Но в понедельник он все же собрался ехать в город.
Как я отговаривала его от этого! Убеждала, что он может дать доверенность Вале и тот привезет ему книжку, что потом он может написать заявление в сберкассу и деньги ему будут присылать в Сестрорецк - все напрасно!
А на мои уговоры в последний день он ответил: "Что, ты не знаешь моего характера? Разве я смогу быть спокоен, пока не выясню все?"
Кроме того, он говорил, ему нужно принять ванну, заплатить за квартиру и коммунальные услуги.
Я возражала, что последнее можно поручить Вале - платит же он за свою комнату! - или, в крайнем случае, Дусе. Все напрасно!
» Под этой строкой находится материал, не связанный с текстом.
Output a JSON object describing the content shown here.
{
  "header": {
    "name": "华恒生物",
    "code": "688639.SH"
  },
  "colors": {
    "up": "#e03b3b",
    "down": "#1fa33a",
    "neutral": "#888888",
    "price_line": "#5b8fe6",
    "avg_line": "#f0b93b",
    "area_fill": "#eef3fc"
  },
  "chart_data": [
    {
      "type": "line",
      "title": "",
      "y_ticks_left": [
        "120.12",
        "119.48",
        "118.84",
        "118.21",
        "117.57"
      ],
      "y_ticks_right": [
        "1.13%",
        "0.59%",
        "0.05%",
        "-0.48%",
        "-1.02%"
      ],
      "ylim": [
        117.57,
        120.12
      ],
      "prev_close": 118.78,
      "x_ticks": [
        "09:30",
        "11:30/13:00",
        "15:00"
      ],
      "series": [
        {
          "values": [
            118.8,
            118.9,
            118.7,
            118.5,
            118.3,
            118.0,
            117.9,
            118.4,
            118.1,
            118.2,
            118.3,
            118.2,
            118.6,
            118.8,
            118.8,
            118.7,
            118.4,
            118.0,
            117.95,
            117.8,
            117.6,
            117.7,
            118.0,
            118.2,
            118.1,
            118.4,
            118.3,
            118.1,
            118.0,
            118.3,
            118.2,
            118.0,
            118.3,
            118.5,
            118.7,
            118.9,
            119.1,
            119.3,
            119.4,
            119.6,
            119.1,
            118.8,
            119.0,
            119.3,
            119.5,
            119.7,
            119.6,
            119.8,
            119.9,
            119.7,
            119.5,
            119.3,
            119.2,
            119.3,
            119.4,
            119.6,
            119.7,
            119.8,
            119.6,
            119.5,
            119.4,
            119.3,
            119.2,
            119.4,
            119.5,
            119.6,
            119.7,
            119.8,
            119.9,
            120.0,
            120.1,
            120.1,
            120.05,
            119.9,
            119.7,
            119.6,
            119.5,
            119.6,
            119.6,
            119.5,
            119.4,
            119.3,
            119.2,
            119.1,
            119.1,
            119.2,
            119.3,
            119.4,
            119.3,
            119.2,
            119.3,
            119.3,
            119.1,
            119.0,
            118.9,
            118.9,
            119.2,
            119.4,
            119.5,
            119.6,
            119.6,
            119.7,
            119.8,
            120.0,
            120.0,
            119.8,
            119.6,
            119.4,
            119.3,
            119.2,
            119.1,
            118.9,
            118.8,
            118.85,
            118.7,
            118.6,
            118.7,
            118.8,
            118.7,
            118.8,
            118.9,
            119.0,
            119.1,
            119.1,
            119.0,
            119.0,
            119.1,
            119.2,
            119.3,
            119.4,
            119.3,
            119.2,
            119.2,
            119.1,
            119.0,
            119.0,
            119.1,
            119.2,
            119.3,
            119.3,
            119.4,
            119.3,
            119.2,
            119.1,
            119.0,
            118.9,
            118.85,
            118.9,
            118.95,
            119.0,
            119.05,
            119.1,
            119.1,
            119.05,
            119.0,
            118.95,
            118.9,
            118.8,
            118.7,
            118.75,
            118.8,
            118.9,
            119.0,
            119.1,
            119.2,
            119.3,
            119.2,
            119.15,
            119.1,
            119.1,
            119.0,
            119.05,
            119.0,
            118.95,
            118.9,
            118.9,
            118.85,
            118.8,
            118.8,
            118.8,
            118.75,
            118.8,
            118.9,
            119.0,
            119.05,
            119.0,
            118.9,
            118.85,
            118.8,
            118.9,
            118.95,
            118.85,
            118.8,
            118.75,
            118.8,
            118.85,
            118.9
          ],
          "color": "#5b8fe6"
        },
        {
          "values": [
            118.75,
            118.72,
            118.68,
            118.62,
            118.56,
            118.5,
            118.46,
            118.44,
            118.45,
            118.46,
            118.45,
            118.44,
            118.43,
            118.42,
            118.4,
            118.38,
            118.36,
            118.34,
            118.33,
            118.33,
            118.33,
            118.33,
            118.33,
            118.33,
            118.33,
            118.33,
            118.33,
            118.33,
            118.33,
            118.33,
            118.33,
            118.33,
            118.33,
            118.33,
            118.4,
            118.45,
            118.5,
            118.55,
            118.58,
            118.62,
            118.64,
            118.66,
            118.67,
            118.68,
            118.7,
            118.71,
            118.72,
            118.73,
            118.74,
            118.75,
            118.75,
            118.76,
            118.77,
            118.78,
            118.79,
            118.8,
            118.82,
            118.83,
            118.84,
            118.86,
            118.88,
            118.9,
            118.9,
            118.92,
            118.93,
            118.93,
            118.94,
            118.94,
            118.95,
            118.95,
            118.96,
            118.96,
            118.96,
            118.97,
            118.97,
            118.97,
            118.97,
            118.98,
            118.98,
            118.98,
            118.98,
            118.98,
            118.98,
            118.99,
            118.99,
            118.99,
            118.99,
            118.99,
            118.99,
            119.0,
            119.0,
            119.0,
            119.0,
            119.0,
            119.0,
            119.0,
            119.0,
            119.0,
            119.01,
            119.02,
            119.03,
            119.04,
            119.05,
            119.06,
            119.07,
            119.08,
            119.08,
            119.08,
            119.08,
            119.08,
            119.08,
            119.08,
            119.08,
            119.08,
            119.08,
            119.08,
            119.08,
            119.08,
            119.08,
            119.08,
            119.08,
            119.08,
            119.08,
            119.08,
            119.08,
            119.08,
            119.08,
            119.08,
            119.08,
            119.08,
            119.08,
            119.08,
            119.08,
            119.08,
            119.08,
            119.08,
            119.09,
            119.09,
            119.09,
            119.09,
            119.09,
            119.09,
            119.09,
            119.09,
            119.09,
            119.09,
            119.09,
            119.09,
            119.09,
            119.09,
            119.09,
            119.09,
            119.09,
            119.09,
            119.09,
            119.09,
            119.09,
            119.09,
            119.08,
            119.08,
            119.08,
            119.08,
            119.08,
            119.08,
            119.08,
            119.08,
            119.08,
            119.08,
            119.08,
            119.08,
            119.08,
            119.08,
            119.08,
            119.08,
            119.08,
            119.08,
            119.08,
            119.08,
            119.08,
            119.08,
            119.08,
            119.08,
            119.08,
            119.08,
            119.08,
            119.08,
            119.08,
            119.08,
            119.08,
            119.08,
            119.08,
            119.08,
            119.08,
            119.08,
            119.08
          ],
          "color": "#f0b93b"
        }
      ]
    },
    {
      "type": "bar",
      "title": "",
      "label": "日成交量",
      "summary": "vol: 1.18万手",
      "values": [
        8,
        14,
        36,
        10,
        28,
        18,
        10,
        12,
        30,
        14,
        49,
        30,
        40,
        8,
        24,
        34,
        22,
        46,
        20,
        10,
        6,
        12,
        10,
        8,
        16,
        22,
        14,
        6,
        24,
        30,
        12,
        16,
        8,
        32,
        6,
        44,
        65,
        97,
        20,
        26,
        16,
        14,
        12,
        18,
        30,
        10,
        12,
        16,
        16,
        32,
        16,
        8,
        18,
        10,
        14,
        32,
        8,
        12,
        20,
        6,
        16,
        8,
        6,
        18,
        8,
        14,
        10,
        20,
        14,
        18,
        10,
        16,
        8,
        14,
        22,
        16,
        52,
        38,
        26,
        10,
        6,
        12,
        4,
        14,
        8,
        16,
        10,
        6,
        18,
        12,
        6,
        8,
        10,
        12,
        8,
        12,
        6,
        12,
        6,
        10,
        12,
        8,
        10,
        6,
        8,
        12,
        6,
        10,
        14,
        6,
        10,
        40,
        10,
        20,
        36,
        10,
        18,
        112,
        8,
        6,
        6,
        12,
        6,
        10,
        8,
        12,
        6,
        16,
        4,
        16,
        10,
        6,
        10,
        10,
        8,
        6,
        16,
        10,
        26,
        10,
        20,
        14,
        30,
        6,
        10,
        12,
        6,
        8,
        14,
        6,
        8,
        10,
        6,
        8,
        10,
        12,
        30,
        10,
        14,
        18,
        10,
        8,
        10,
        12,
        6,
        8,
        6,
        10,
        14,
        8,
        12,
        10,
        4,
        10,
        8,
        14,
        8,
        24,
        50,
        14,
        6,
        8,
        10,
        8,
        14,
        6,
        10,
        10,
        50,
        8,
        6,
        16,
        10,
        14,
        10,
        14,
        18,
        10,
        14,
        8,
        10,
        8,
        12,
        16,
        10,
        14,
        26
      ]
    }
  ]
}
Он решил ехать… С утра было жарко, поэтому он, к моему удовольствию, отложил поездку до после обеда.
За обедом покушал рыбки - жареных судачков, две даже, по моему совету, взял с собой. Остальное отдал своему "Валичке".
И вот, часов около 7-ми или 8-ми, мы отправились на вокзал.
Шел он очень медленно, с трудом. Пройдя Полевую, остановился у сосны, отдыхал.
В конце Дубковского переулка посидел на скамейке у колодца.
Жаловался на слабость, говорил, как отвратительна, неприятна старость.